Endocrine Abstracts (2017) 49 OC9.3 | DOI: 10.1530/endoabs.49.OC9.3

How much of the genetic predisposition to Hashimoto's thyroiditis can be explained by genes commonly associated with the disease?

Anna Skalniak1,2, Agata Jabrocka-Hybel1,2, Jakub Piętkowski2, Renata Turek-Jabrocka1,2, Dorota Pach1,2, Agnieszka Ludwig-Gałęzowska3, Julita Machlowska3, Przemysław Kapusta3, Paweł Wołkow3 & Alicja Hubalewska-Dydejczyk1,2


1Chair and Department of Endocrinology, Jagiellonian University Medical College, Krakow, Poland; 2Endocrinology Department, University Hospital in Krakow, Krakow, Poland; 3Center for Medical Genomics OMICRON, Jagiellonian University Medical College, Krakow, Poland.

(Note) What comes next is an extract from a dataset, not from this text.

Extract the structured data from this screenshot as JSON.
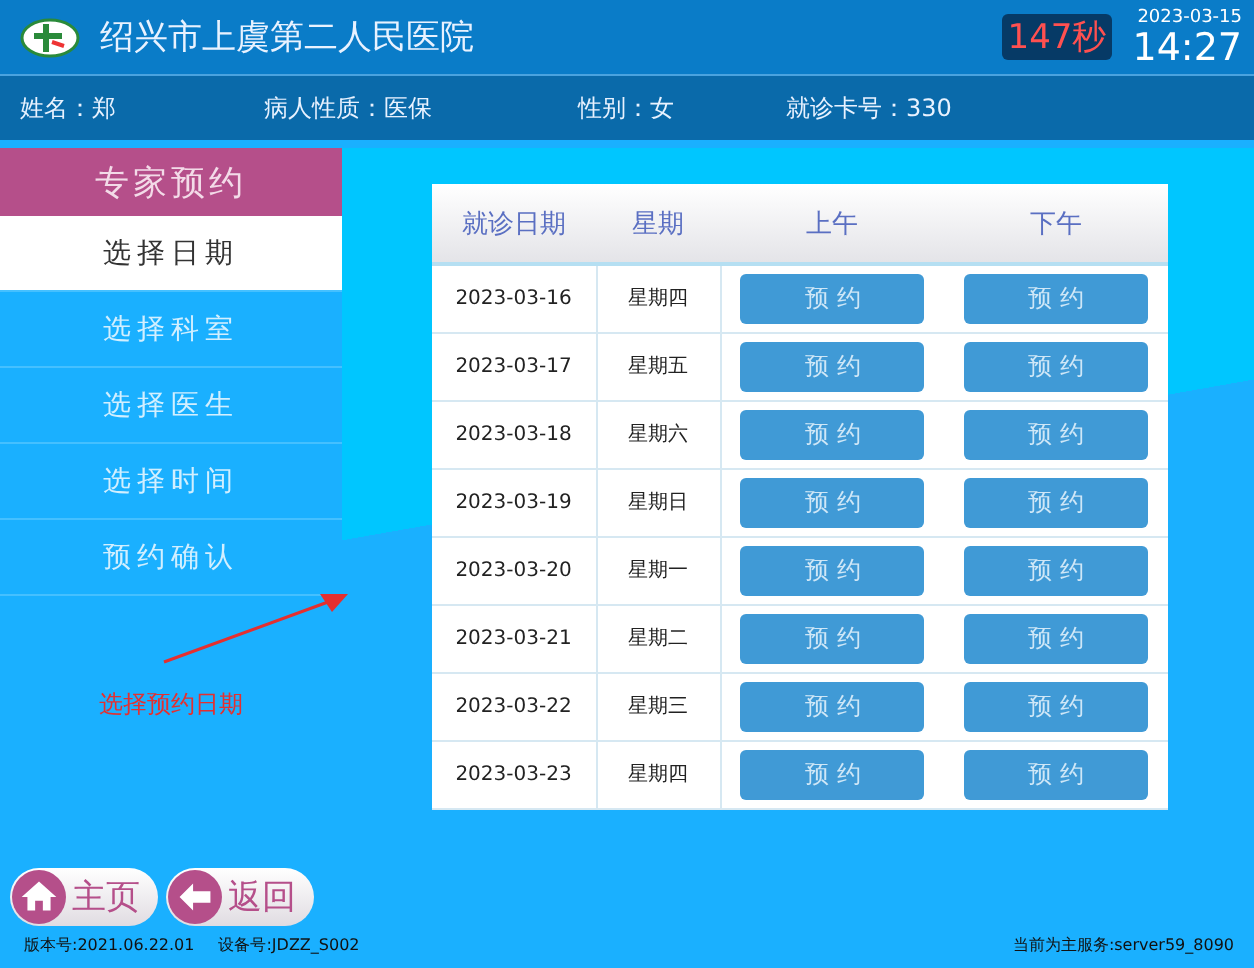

Background: Hashimoto’s thyroiditis (HT) is a common autoimmune disorder of the thyroid (AITD) which affects about 1–2% of the European population. The disease often clusters in families, which is why many attempts have been undertaken to find the genetic background that would underly the predisposition to HT. In contrast to another AITD - Graves’ disease, results of genetic analyses have been ambiguous and have failed to find a major genetic locus that would be essential for HT development.

Aim: To assess the joined impact of disease loci associated in the literature with HT predisposition.

Methods: One hundred and forty seven HT fully-symptomatic patients and 147 healthy controls (matched for age, gender, incomes, education, marital status and place of descent), unrelated to each other, were genotyped for 40 polymorphisms (Illumina GoldenGate, custom panel), which were located in genes most often tested in literature for association with AITD, or typed out by genome-wide association studies. All polymorphisms were confirmed to be in Hardy-Weinberg equilibrium in the control group (P>0.05). Variations in the HLA-DRB1 gene were analyzed by Sanger sequencing. A genetic model for HT predisposition was obtained with use of stepwise logistic regression. Biostatistical analyses were performed with the programs Statistica v12, Plink v1.9, and GCTA v1.02.

Results: The model which best explained the predisposition to HT contained seven polymorphisms in the genes PTPN22, IFIH1, CTLA4, RGS6, TNMD, NOX1, and the promoter region of FAM155A. The model was able to classify correctly 67% of all cases, similarly for both groups. Such a model explained only 5.12% of the between-group variance. This value is in agreement with a model published lately for another autoimmune disorder.

Discussion: Our data confirm that there seem to be no genes that are per se crucial for HT development. Future analyses on HT predisposition should focus on the joined influence of many polymorphisms in different genetic regions.